Le panchine … luogo d’umanità


Vorrei condividere una riflessione legata ad una mia esperienza personale, che ha come oggetto le panchine dei giardini e delle piazze pubbliche delle nostre città.
Le panchine sono nate all’inizio del Settecento, venivano poste nei parchi privati dei nobili e solo all’inizio dell’Ottocento furono posizionate anche nei luoghi pubblici (piazza e giardini). Inizialmente erano costruite con un blocco di pietra, poi in ferro battuto, poi in legno e per ultimo in plastica. In questi secoli è cambiata la struttura di questo arredo urbano, ma lo scopo è rimasto lo stesso: offrire un servizio a chi ne ha bisogno.

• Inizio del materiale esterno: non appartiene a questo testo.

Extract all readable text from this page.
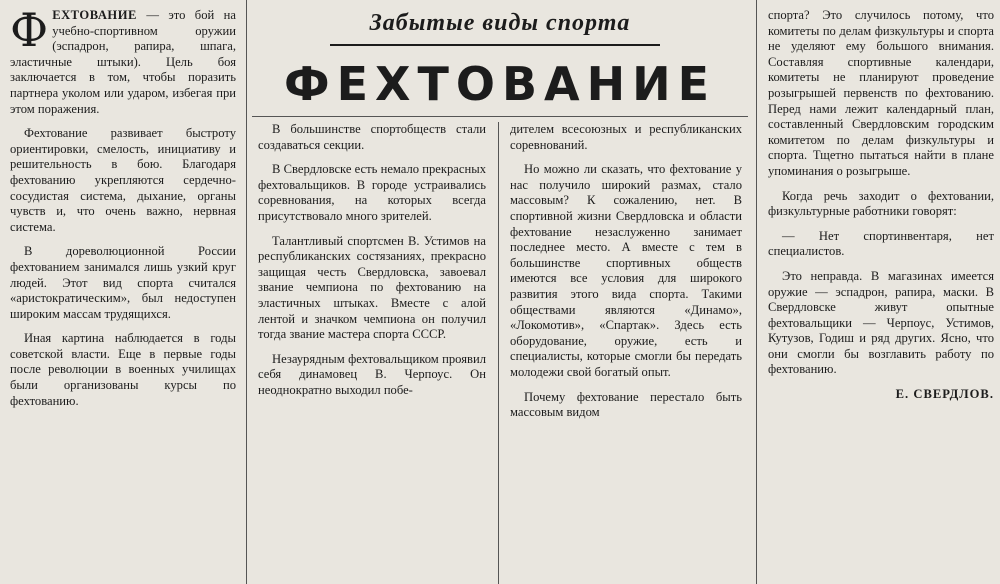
Забытые виды спорта
ФЕХТОВАНИЕ

ФЕХТОВАНИЕ — это бой на учебно-спортивном оружии (эспадрон, рапира, шпага, эластичные штыки). Цель боя заключается в том, чтобы поразить партнера уколом или ударом, избегая при этом поражения.

Фехтование развивает быстроту ориентировки, смелость, инициативу и решительность в бою. Благодаря фехтованию укрепляются сердечно-сосудистая система, дыхание, органы чувств и, что очень важно, нервная система.

В дореволюционной России фехтованием занимался лишь узкий круг людей. Этот вид спорта считался «аристократическим», был недоступен широким массам трудящихся.

Иная картина наблюдается в годы советской власти. Еще в первые годы после революции в военных училищах были организованы курсы по фехтованию.

В большинстве спортобществ стали создаваться секции.

В Свердловске есть немало прекрасных фехтовальщиков. В городе устраивались соревнования, на которых всегда присутствовало много зрителей.

Талантливый спортсмен В. Устимов на республиканских состязаниях, прекрасно защищая честь Свердловска, завоевал звание чемпиона по фехтованию на эластичных штыках. Вместе с алой лентой и значком чемпиона он получил тогда звание мастера спорта СССР.

Незаурядным фехтовальщиком проявил себя динамовец В. Черпоус. Он неоднократно выходил побе-

дителем всесоюзных и республиканских соревнований.

Но можно ли сказать, что фехтование у нас получило широкий размах, стало массовым? К сожалению, нет. В спортивной жизни Свердловска и области фехтование незаслуженно занимает последнее место. А вместе с тем в большинстве спортивных обществ имеются все условия для широкого развития этого вида спорта. Такими обществами являются «Динамо», «Локомотив», «Спартак». Здесь есть оборудование, оружие, есть и специалисты, которые смогли бы передать молодежи свой богатый опыт.

Почему фехтование перестало быть массовым видом

спорта? Это случилось потому, что комитеты по делам физкультуры и спорта не уделяют ему большого внимания. Составляя спортивные календари, комитеты не планируют проведение розыгрышей первенств по фехтованию. Перед нами лежит календарный план, составленный Свердловским городским комитетом по делам физкультуры и спорта. Тщетно пытаться найти в плане упоминания о розыгрыше.

Когда речь заходит о фехтовании, физкультурные работники говорят:

— Нет спортинвентаря, нет специалистов.

Это неправда. В магазинах имеется оружие — эспадрон, рапира, маски. В Свердловске живут опытные фехтовальщики — Черпоус, Устимов, Кутузов, Годиш и ряд других. Ясно, что они смогли бы возглавить работу по фехтованию.

Е. СВЕРДЛОВ.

Quando visitiamo una città quasi sempre poniamo attenzione ai monumento per capire meglio un certo periodo storico di un popolo, trascurando magari quello che è il vero biglietto da visita di una città, cioè la pulizie delle strade, dei giardini pubblici con le rispettive panchine, luoghi dove, a mio avviso, si racchiude la storia moderna, perché la storia dei monumenti fa parte di chi ci ha preceduto, mentre l’ordine e la pulizia sono frutto degli uomini di oggi.
Vorrei soffermarmi proprio sulla panchina dei giardini pubblici: è il luogo di accoglienza per tutte le persone che ne hanno bisogno, siano esse povere o ricche. Credo che non ci sia stata una coppia che non abbia amoreggiato almeno una volta su una panchina pubblica, oppure una persona in cerca di compagnia o di un momento per leggere, scrivere o riflettere su problemi personali, oppure i nonni con i nipotini, per una sosta o per consumare la merenda, senza dimenticare che la panchina, per i barboni, rappresenta un hotel a 5 stelle. Alcuni benpensanti non pongono molta attenzione a questo problema che oggi è una piaga che si estende sempre di più anche in età giovanile. A volte siamo magari un po’ distratti e passiamo con disinvoltura vicino a una panchina che ospita i “senza fissa dimora” senza porci domande.
Io non posso sapere cosa rappresenta per voi una panchina, ma vi racconto una storia che mi ha coinvolto in relazione a questo arredo urbano.
Era un pomeriggio dell’estate 1970 e mi trovavo nei giardini pubblici del lungomare della città di Taranto, il mio fisico in quel caldo pomeriggio richiedeva una pennichella e trovando una panchina all’ombra, mi ci sdraiai per riposare. Non ricordo quanto dormii, ma ricordo di essere stato svegliato da una voce femminile che mi chiamava, alzandomi vidi accanto a me una coppia con due figli che, con accento pugliese, mi chiedevano se avessi bisogno di qualcosa: probabilmente avevano pensato che fossi un barbone. Dopo una breve chiacchierata con questa splendida famiglia offrii loro un gelato e li ringraziai per il loro gesto. Ritornai sulla spiaggia per raggiungere i miei familiari. Quel giorno non pensavo certo di essere aiutato da una panchina che mi permise di dormire e di avere un risveglio denso di umanità.
Ancora due piccole storie che riguardano la panchina: a Milano una donna in attesa dell’ambulanza dette alla luce il proprio bimbo proprio su una panchina. A Torino un imprenditore finito sul lastrico dormì per 4 anni su una panchina a pochi passi dalla stazione ferroviaria, coprendosi con dei cartoni. Come la panchina lo accolse, così dopo 4 anni lo rimise sulla retta via grazie all’amore della moglie e di quanti gli furono vicini. La mia esperienza mi porta a conoscere molte di queste storie, ma purtroppo non tutte finiscono con un lieto fine.
Spesso si pensa di dover avere tutto per colmare la propria gioia di vivere, ma in effetti c’è chi è felice pur non avendo niente. Nel mondo delle favole c’è sempre la bacchetta magica che risolve tutti i problemi, ma oggi, spesso, la bacchetta magica viene usata da alcune persone di potere per fini egoistici.
Vi racconto ancora un fatto di cronaca italiana del 2009 che vede coinvolta una città. In questa città sia il sindaco che la giunta hanno avuto una “splendida” idea: quella di sostituire le panchine dei giardini di diverse piazze della città. L’aspetto vergognoso è che le nuove panchine hanno subìto una modifica rispetto alle precedenti, cioè hanno una sbatta di ferro al centro in modo da impedire la possibilità di sdraiarsi, anche in caso di pura necessità…
Concludo questa riflessione che ha avuto come filo conduttore l’importanza delle panchine, facendo mia una frase di Vincenzo De Paoli che diceva: “per fortuna che nella vita ci sono i poveri che ci insegnano ad amare”.